Malika At Vetsi
Zenine Malika est une artiste peintre septuagénaire, originaire de Taourirt El Hadjadj, à At Yanni.
Née à Annaba, dans l'est de l'Algérie, elle est issue d'une famille installée dans cette ville depuis le début du XXᵉ siècle, peut-être même avant, au gré des déplacements de ses ancêtres, colporteurs et artisans venus de la haute Kabylie.
Je fais sa connaissance à la suite d'un commentaire qu'elle rédige sous l'une de mes publications consacrée à un établissement historique de Bouzaréah et à un instituteur-écrivain de mon village. J'apprends alors que cet homme, fondateur de la revue La Voix des Humbles, en 1924 appartient à sa famille. et elle l'a connu de son vivant.
Avec mon ami Malek Abdesselam, nous sommes invités à lui rendre visite.
En ce lundi 13 juillet 2026, Malika nous ouvre les portes de sa superbe demeure, à Alger. Dès les premiers instants, nous avons le sentiment d'entrer dans une véritable caverne d'Ali Baba. Chaque pièce révèle une surprise, tableaux, objets décoratifs, créations originales... Tout témoigne d'une imagination foisonnante.
Madame Laliam - Zenine Malika, ancienne professeur en Pédiatrie, retraitée depuis plus de vingt ans, se consacre désormais entièrement à la passion qui l'habite depuis son enfance, la peinture et la création d'objets décoratifs.
En observant ses tableaux de près, je découvre une remarquable maîtrise du geste et une attention presque obsessionnelle portée aux moindres détails. J'imagine facilement les heures de sérénité qu'elle atteint devant sa toile, totalement absorbée par l'instant présent. À travers son œuvre, elle semble aussi prendre une douce revanche sur une existence longtemps consacrée aux autres : fille obéissante et respectueuse, épouse dévouée, mère attentive, médecin au service de ses patients...
Aujourd'hui, elle revendique une autre manière de vivre.
"Maintenant, je veux vivre pour moi, vivre libre, faire ce qui me plaît, quand j'en ai envie".
Cette liberté retrouvée irrigue toute son œuvre.
Elle a construit un univers profondément personnel où se rencontrent la nature, le bijou et la féminité. Son langage artistique mêle arabesques, lignes sinueuses, fleurs, oiseaux, papillons et silhouettes féminines dans une composition riche, élégante et poétique.

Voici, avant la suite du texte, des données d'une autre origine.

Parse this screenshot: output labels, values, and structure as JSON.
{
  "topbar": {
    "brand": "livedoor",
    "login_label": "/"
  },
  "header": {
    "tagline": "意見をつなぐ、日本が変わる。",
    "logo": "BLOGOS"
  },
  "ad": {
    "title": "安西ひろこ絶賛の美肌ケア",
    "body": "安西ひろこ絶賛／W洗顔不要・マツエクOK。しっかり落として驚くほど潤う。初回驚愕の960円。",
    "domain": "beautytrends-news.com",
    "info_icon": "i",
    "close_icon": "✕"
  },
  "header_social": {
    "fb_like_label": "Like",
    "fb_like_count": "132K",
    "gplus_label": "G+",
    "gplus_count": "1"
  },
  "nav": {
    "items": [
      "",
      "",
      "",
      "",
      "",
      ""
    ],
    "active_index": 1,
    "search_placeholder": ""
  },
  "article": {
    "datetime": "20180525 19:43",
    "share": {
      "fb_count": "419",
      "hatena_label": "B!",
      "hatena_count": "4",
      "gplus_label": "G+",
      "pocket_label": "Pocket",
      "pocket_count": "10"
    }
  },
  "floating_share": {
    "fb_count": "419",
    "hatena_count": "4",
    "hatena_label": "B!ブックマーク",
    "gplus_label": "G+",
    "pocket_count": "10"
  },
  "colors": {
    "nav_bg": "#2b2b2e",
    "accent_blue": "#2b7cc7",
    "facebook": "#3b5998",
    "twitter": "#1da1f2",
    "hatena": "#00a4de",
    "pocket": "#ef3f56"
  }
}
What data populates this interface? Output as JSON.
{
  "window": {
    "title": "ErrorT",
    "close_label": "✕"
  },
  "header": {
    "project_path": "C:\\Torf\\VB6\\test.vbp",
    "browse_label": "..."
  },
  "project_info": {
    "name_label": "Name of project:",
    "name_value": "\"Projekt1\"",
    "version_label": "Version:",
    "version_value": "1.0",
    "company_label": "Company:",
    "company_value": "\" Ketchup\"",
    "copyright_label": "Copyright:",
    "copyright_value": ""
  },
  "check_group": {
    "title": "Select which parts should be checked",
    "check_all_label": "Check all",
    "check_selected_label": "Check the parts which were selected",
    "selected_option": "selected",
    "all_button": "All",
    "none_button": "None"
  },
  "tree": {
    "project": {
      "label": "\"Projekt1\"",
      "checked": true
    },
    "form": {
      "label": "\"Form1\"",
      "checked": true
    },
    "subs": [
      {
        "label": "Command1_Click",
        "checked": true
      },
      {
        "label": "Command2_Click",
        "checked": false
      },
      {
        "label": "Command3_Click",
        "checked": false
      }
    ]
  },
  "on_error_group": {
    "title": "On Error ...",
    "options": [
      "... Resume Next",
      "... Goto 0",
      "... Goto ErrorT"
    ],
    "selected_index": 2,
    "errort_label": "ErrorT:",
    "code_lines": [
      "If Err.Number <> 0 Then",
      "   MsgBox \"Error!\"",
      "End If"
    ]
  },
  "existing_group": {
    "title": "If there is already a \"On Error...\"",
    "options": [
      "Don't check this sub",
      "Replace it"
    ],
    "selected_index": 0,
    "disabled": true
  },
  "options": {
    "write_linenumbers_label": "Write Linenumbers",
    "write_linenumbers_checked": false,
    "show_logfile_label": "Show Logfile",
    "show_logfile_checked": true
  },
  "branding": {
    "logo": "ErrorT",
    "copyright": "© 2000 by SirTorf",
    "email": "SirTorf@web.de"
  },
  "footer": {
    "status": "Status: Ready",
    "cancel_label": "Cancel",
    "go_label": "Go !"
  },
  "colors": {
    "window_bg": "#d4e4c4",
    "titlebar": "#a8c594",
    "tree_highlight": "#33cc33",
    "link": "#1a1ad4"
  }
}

L'aspect le plus singulier de son travail réside sans doute dans l'influence, parfois inconsciente, de la grande tradition de la bijouterie d'At Yanni, héritage de ses ancêtres. Plusieurs de ses tableaux ressemblent à de grands bijoux. Pendentifs, émaux, pierres précieuses, filigranes, motifs ciselés et ornements "sekhab, lḥember", les parures kabyles occupent une place centrale dans ses compositions. Les reliefs donnent souvent l'impression que les pierres ont été véritablement serties dans la toile.
Sa palette est éclatante. Les bleus turquoise, les verts émeraude, les ors, les ocres, les rouges rubis et les roses dominent l'ensemble. Ces couleurs évoquent autant la lumière que les minéraux, les émaux et les pierres précieuses. Elles installent le spectateur dans un univers onirique davantage que réaliste.
Sa peinture est avant tout symbolique. Les oiseaux incarnent souvent l'harmonie ou la fidélité ; les fleurs célèbrent l'épanouissement ; les papillons évoquent la métamorphose ; les figures féminines deviennent l'expression de la beauté, de la sensibilité ou de l'énergie créatrice. Chaque tableau raconte moins une histoire qu'il ne suggère une émotion ou une idée.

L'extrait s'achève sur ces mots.